Estimation of longitudinal dispersion coefficient in rivers

• 116 sets of measured data for rivers in U.S. and UK have been collected for analysis.
• The adaptations of frequently-used empirical equations were compared.
• An empirical equation with a higher precision was presented.

The longitudinal dispersion coefficient is a crucial parameter for 1D water quality analyzing in natural rivers, and different types of empirical equations have been presented in the literature. To evaluate the precision of those commonly used equations, 116 sets of measured data for rivers in U.S. and UK have been collected for comparison. Firstly, the precisions of selected ten empirical equations under different aspect ratio (water surface width B/water depth H) have been compared, and calculation shows that most of the equations have underestimated the longitudinal dispersion when 20 < B/H < 100, in which most of the natural rivers located. The regression analysis on the collected data sets proved that the product of water depth H and the cross-sectional averaged velocity U has a higher linear correlation with the longitudinal dispersion coefficient than the product of H and shear velocity u∗, and then a new expression of longitudinal dispersion coefficient, which is a combination of the product of HU and other two nondimensional hydraulic and geometric parameters, was deduced and the exponents were determined by the regression analysis.
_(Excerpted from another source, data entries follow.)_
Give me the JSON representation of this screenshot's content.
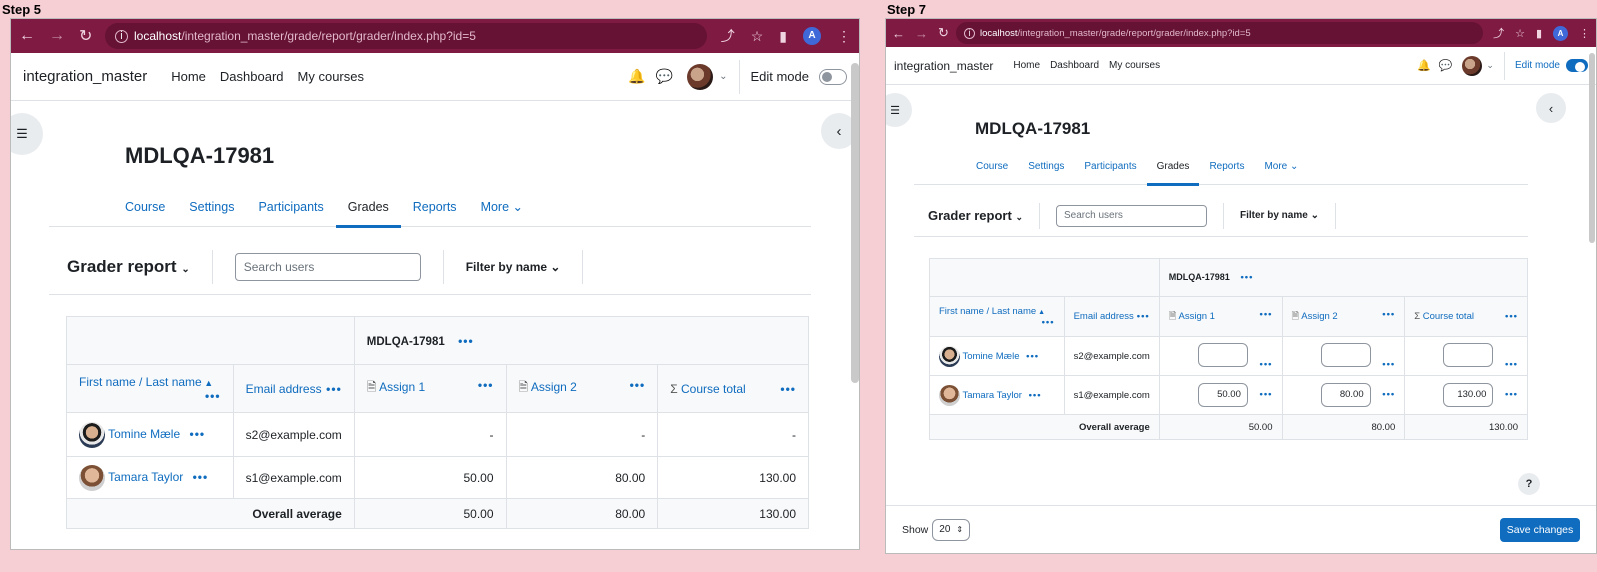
{
  "left": {
    "step_label": "Step 5",
    "url_host": "localhost",
    "url_path": "/integration_master/grade/report/grader/index.php?id=5",
    "account_initial": "A",
    "brand": "integration_master",
    "menu": [
      "Home",
      "Dashboard",
      "My courses"
    ],
    "edit_mode_label": "Edit mode",
    "course_title": "MDLQA-17981",
    "secnav": [
      "Course",
      "Settings",
      "Participants",
      "Grades",
      "Reports",
      "More"
    ],
    "report_title": "Grader report",
    "search_placeholder": "Search users",
    "filter_label": "Filter by name",
    "category_header": "MDLQA-17981",
    "col_name": "First name / Last name",
    "col_email": "Email address",
    "col_assign1": "Assign 1",
    "col_assign2": "Assign 2",
    "col_total": "Course total",
    "rows": [
      {
        "name": "Tomine Mæle",
        "email": "s2@example.com",
        "a1": "-",
        "a2": "-",
        "total": "-"
      },
      {
        "name": "Tamara Taylor",
        "email": "s1@example.com",
        "a1": "50.00",
        "a2": "80.00",
        "total": "130.00"
      }
    ],
    "avg_label": "Overall average",
    "avg": {
      "a1": "50.00",
      "a2": "80.00",
      "total": "130.00"
    }
  },
  "right": {
    "step_label": "Step 7",
    "url_host": "localhost",
    "url_path": "/integration_master/grade/report/grader/index.php?id=5",
    "account_initial": "A",
    "brand": "integration_master",
    "menu": [
      "Home",
      "Dashboard",
      "My courses"
    ],
    "edit_mode_label": "Edit mode",
    "course_title": "MDLQA-17981",
    "secnav": [
      "Course",
      "Settings",
      "Participants",
      "Grades",
      "Reports",
      "More"
    ],
    "report_title": "Grader report",
    "search_placeholder": "Search users",
    "filter_label": "Filter by name",
    "category_header": "MDLQA-17981",
    "col_name": "First name / Last name",
    "col_email": "Email address",
    "col_assign1": "Assign 1",
    "col_assign2": "Assign 2",
    "col_total": "Course total",
    "rows": [
      {
        "name": "Tomine Mæle",
        "email": "s2@example.com",
        "a1": "",
        "a2": "",
        "total": ""
      },
      {
        "name": "Tamara Taylor",
        "email": "s1@example.com",
        "a1": "50.00",
        "a2": "80.00",
        "total": "130.00"
      }
    ],
    "avg_label": "Overall average",
    "avg": {
      "a1": "50.00",
      "a2": "80.00",
      "total": "130.00"
    },
    "show_label": "Show",
    "show_value": "20",
    "save_label": "Save changes",
    "help_glyph": "?"
  },
  "colors": {
    "browser_bar": "#7f1a43",
    "link": "#0f6cbf",
    "background": "#f6cfd5"
  },
  "icons": [
    "back-icon",
    "forward-icon",
    "reload-icon",
    "info-icon",
    "share-icon",
    "star-icon",
    "sidepanel-icon",
    "kebab-icon",
    "bell-icon",
    "chat-icon",
    "chevron-down-icon",
    "index-icon",
    "chevron-left-icon",
    "sort-up-icon",
    "assignment-icon",
    "sigma-icon"
  ]
}
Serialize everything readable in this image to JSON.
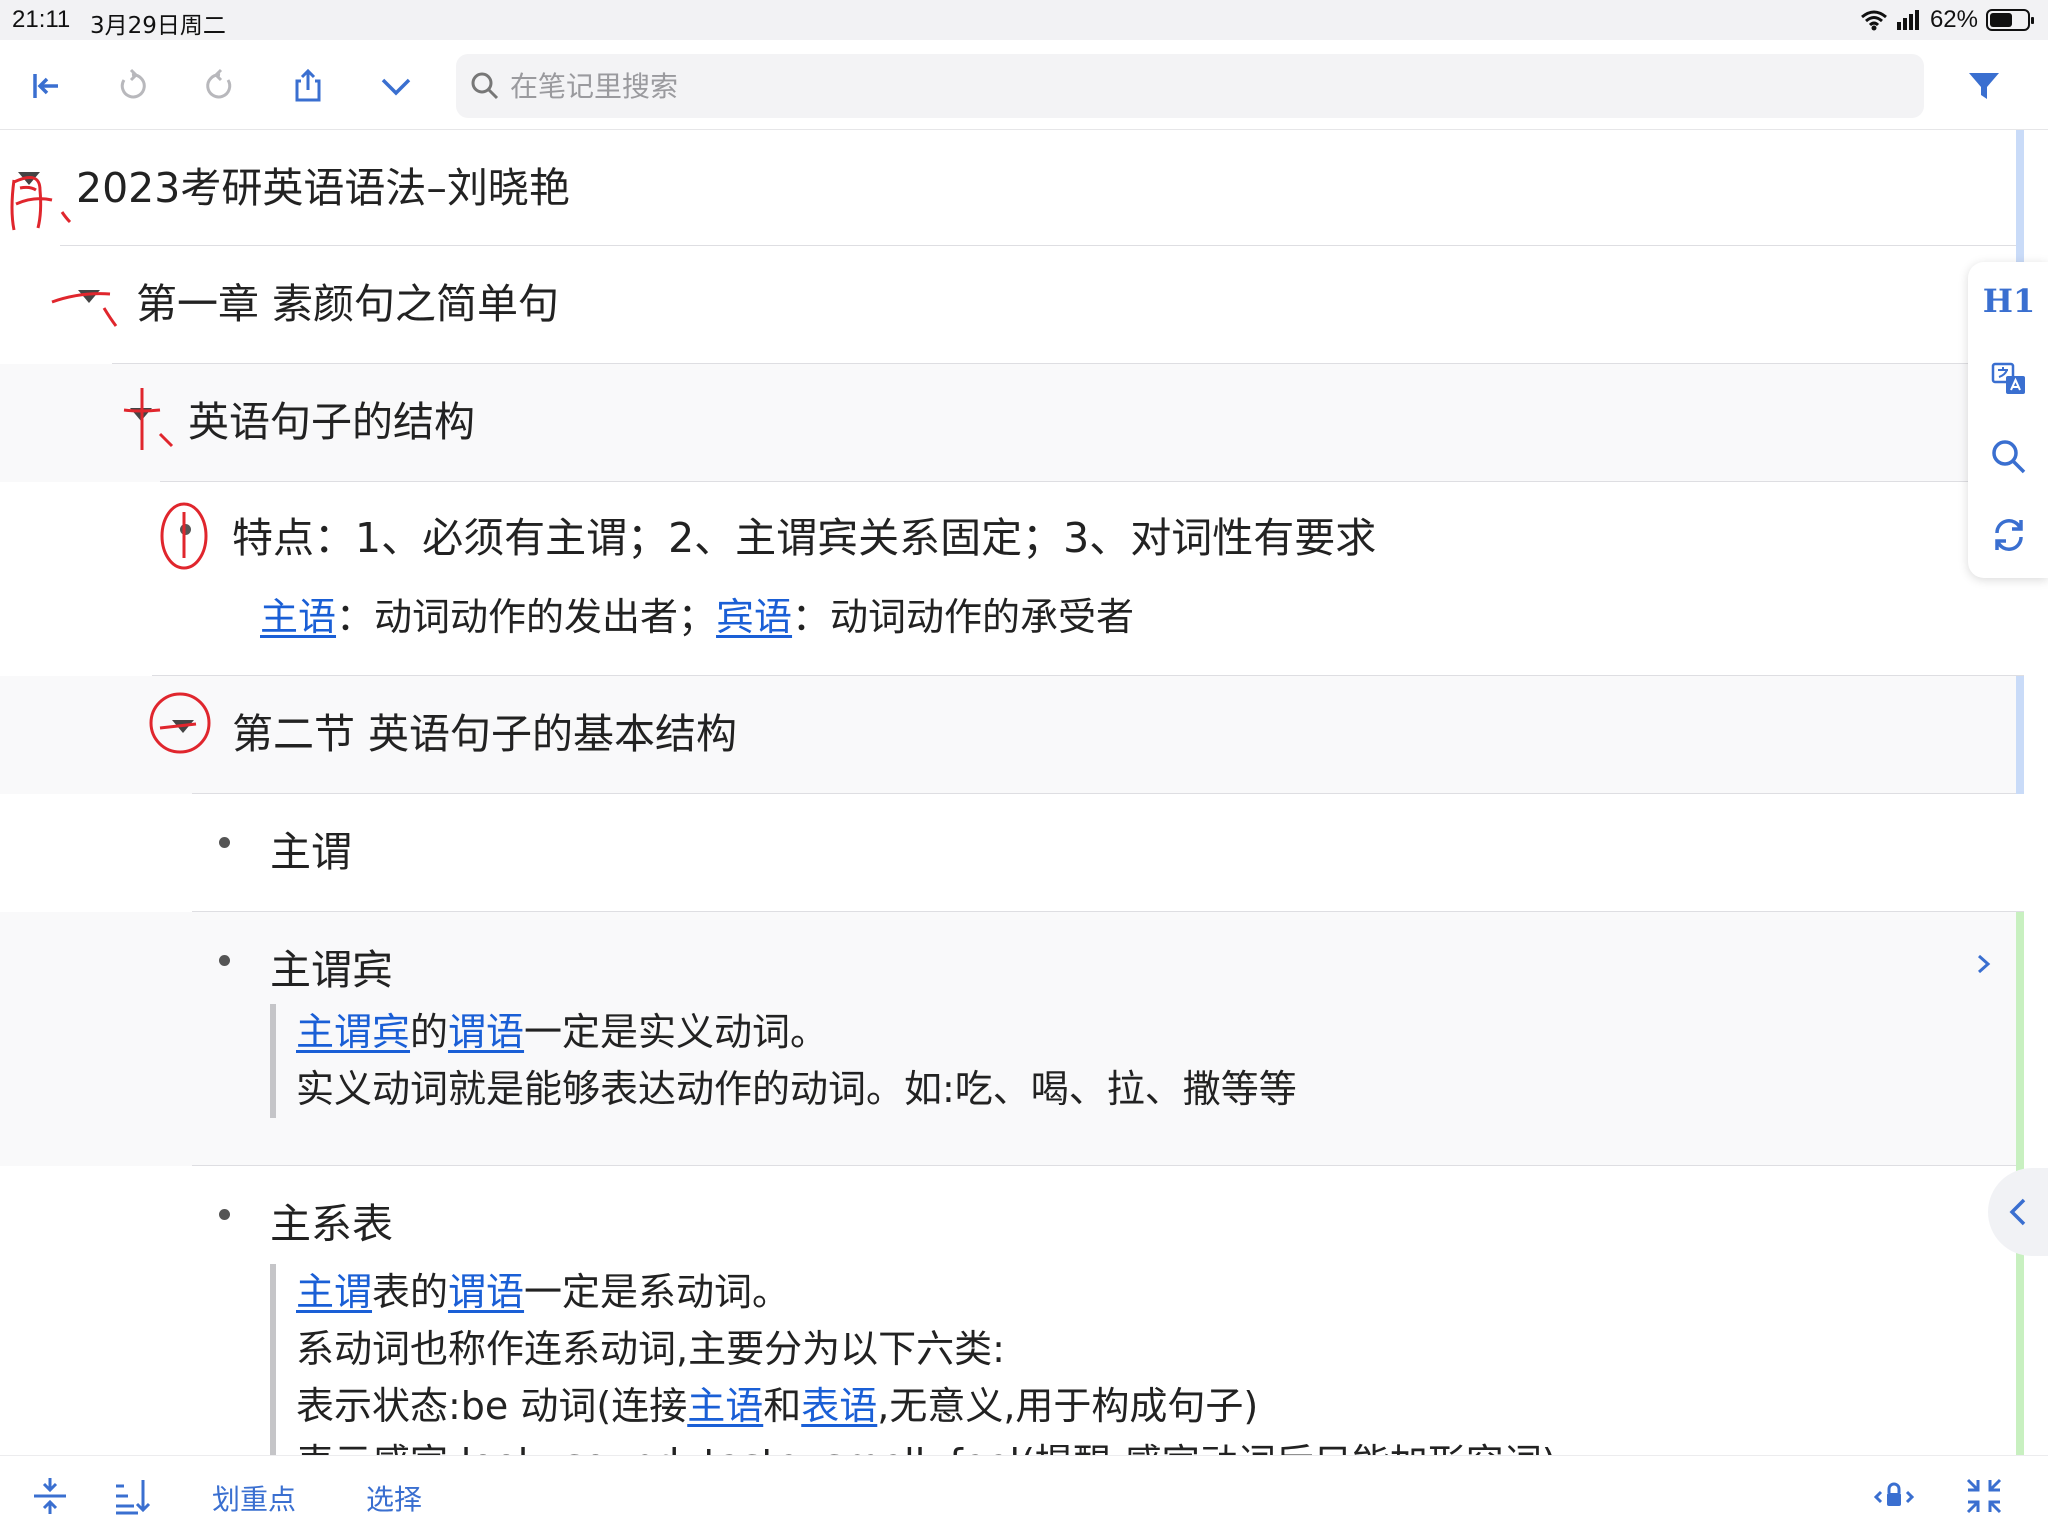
{
  "status_bar": {
    "time": "21:11",
    "date": "3月29日周二",
    "battery": "62%",
    "battery_level": 0.62
  },
  "toolbar": {
    "search_placeholder": "在笔记里搜索",
    "icons": [
      "collapse-sidebar-icon",
      "undo-icon",
      "redo-icon",
      "share-icon",
      "chevron-down-icon",
      "search-icon",
      "filter-icon"
    ]
  },
  "outline": {
    "title": "2023考研英语语法–刘晓艳",
    "chapter": "第一章  素颜句之简单句",
    "section1": {
      "title": "英语句子的结构",
      "feature": "特点：1、必须有主谓；2、主谓宾关系固定；3、对词性有要求",
      "note": {
        "link1": "主语",
        "text1": "：动词动作的发出者；",
        "link2": "宾语",
        "text2": "：动词动作的承受者"
      }
    },
    "section2": {
      "title": "第二节  英语句子的基本结构",
      "items": [
        {
          "label": "主谓"
        },
        {
          "label": "主谓宾",
          "line1_link1": "主谓宾",
          "line1_text1": "的",
          "line1_link2": "谓语",
          "line1_text2": "一定是实义动词。",
          "line2": "实义动词就是能够表达动作的动词。如:吃、喝、拉、撒等等"
        },
        {
          "label": "主系表",
          "line1_link1": "主谓",
          "line1_text1": "表的",
          "line1_link2": "谓语",
          "line1_text2": "一定是系动词。",
          "line2": "系动词也称作连系动词,主要分为以下六类:",
          "line3_text1": "表示状态:be 动词(连接",
          "line3_link1": "主语",
          "line3_text2": "和",
          "line3_link2": "表语",
          "line3_text3": ",无意义,用于构成句子)",
          "line4": "表示感官:look, sound, taste, smell, feel(提醒:感官动词后只能加形容词)"
        }
      ]
    }
  },
  "side_panel": {
    "h1_label": "H1",
    "icons": [
      "heading-icon",
      "translate-icon",
      "search-icon",
      "sync-icon",
      "collapse-panel-icon"
    ]
  },
  "bottom_bar": {
    "highlight_label": "划重点",
    "select_label": "选择",
    "icons": [
      "expand-collapse-icon",
      "sort-icon",
      "lock-icon",
      "fullscreen-exit-icon"
    ]
  },
  "colors": {
    "accent": "#3a6fd0",
    "link": "#1a5fd6",
    "annotation_red": "#e0262d",
    "selection_blue": "#c9dbf8",
    "selection_green": "#c8f0c0"
  }
}
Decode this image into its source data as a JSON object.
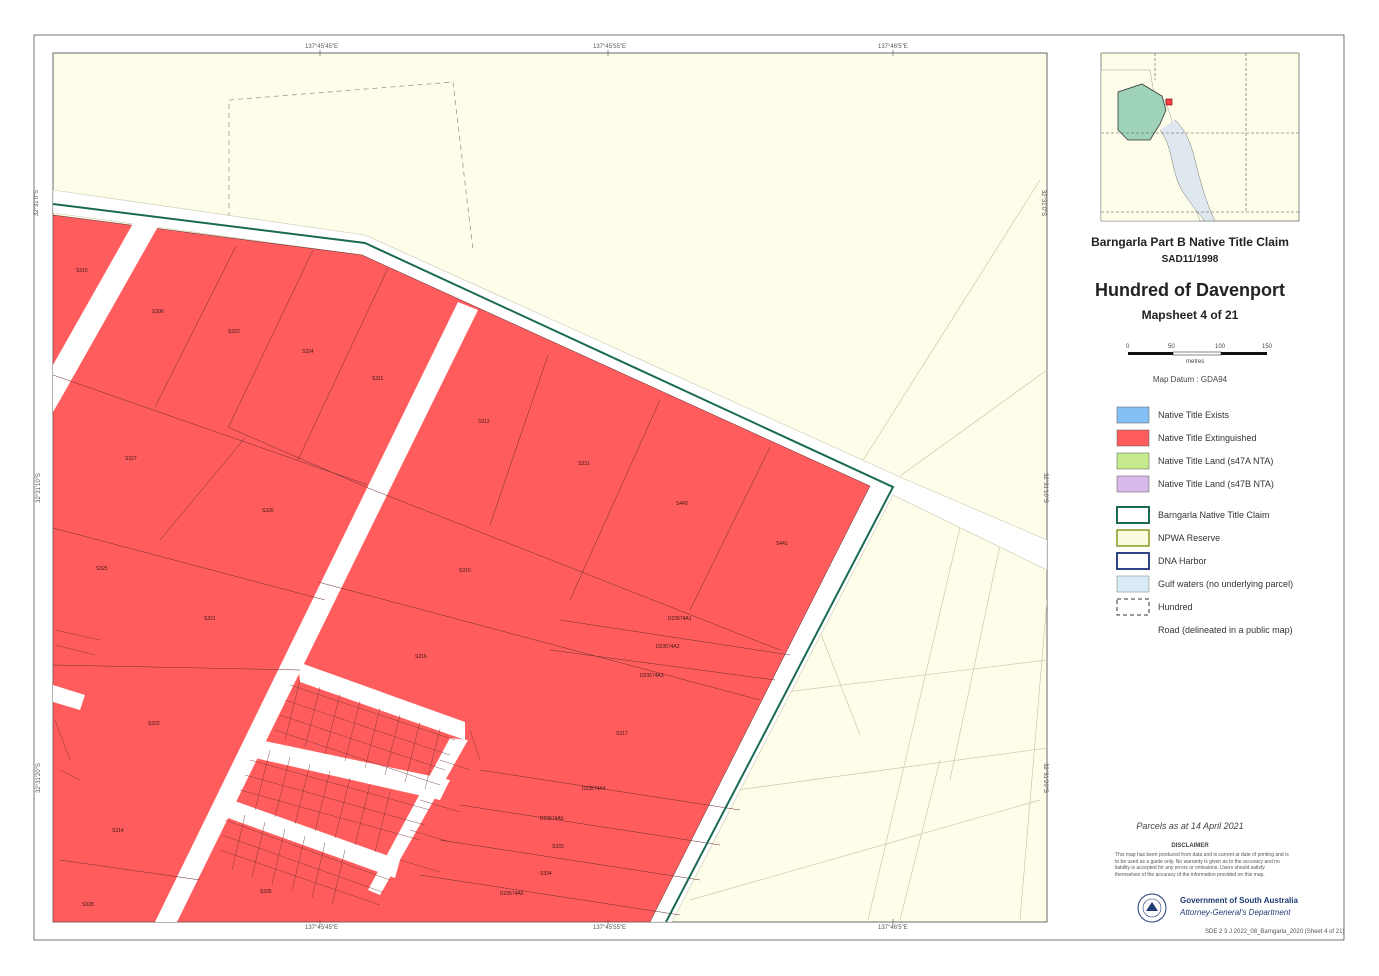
{
  "panel": {
    "title": "Barngarla Part B Native Title Claim",
    "claim_no": "SAD11/1998",
    "hundred": "Hundred of Davenport",
    "mapsheet": "Mapsheet 4 of 21",
    "scale_ticks": [
      "0",
      "50",
      "100",
      "150"
    ],
    "scale_unit": "metres",
    "datum": "Map Datum : GDA94",
    "parcels_date": "Parcels as at 14 April 2021",
    "disclaimer_heading": "DISCLAIMER",
    "disclaimer_text": "This map has been produced from data and is current at date of printing and is to be used as a guide only. No warranty is given as to the accuracy and no liability is accepted for any errors or omissions. Users should satisfy themselves of the accuracy of the information provided on this map.",
    "gov_name": "Government of South Australia",
    "gov_dept": "Attorney-General's Department",
    "footer_ref": "SDE 2 3 J  2022_08_Barngarla_2020 (Sheet 4 of 21)"
  },
  "legend": [
    {
      "label": "Native Title Exists",
      "icon": "blue-fill",
      "color": "#84c0f5"
    },
    {
      "label": "Native Title Extinguished",
      "icon": "red-fill",
      "color": "#ff5d5d"
    },
    {
      "label": "Native Title Land (s47A NTA)",
      "icon": "green-fill",
      "color": "#c7ea8c"
    },
    {
      "label": "Native Title Land (s47B NTA)",
      "icon": "purple-fill",
      "color": "#d9b8ec"
    },
    {
      "label": "Barngarla Native Title Claim",
      "icon": "claim-outline",
      "color": "#1b6a52"
    },
    {
      "label": "NPWA Reserve",
      "icon": "reserve-pattern",
      "color": "#8a9a22"
    },
    {
      "label": "DNA Harbor",
      "icon": "harbor-outline",
      "color": "#1b2f7a"
    },
    {
      "label": "Gulf waters (no underlying parcel)",
      "icon": "gulf-pattern",
      "color": "#9ec9ea"
    },
    {
      "label": "Hundred",
      "icon": "hundred-dashed",
      "color": "#444444"
    },
    {
      "label": "Road (delineated in a public map)",
      "icon": "road-blank",
      "color": "#ffffff"
    }
  ],
  "coords": {
    "top": [
      "137°45'45\"E",
      "137°45'55\"E",
      "137°46'5\"E"
    ],
    "bottom": [
      "137°45'45\"E",
      "137°45'55\"E",
      "137°46'5\"E"
    ],
    "left": [
      "32°31'0\"S",
      "32°31'10\"S",
      "32°31'20\"S"
    ],
    "right": [
      "32°31'0\"S",
      "32°31'10\"S",
      "32°31'20\"S"
    ]
  },
  "parcel_labels": [
    "S315",
    "S306",
    "S323",
    "S324",
    "S311",
    "S327",
    "S326",
    "S312",
    "S331",
    "S440",
    "S441",
    "S325",
    "S321",
    "S310",
    "S316",
    "D23574A1",
    "D23574A2",
    "D23574A3",
    "S322",
    "S317",
    "S314",
    "D23574A4",
    "D23574A5",
    "S333",
    "S334",
    "D23574A6",
    "S335",
    "S328"
  ],
  "colors": {
    "extinguished": "#ff5d5d",
    "background": "#fdfdea",
    "claim_boundary": "#1b6a52",
    "road": "#ffffff",
    "locator_claim": "#9fd3b9"
  }
}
The comparison between the measured data and the predicted results shows that the presented equation has the highest precision for the studied natural rivers. To further evaluate the precision of the empirical formulae to artificial open channels, comparison was made between laboratory measuring data and empirical equation prediction, and the results have shown that the newly presented model is effective at predicting longitudinal dispersion in trapezoidal artificial channels too.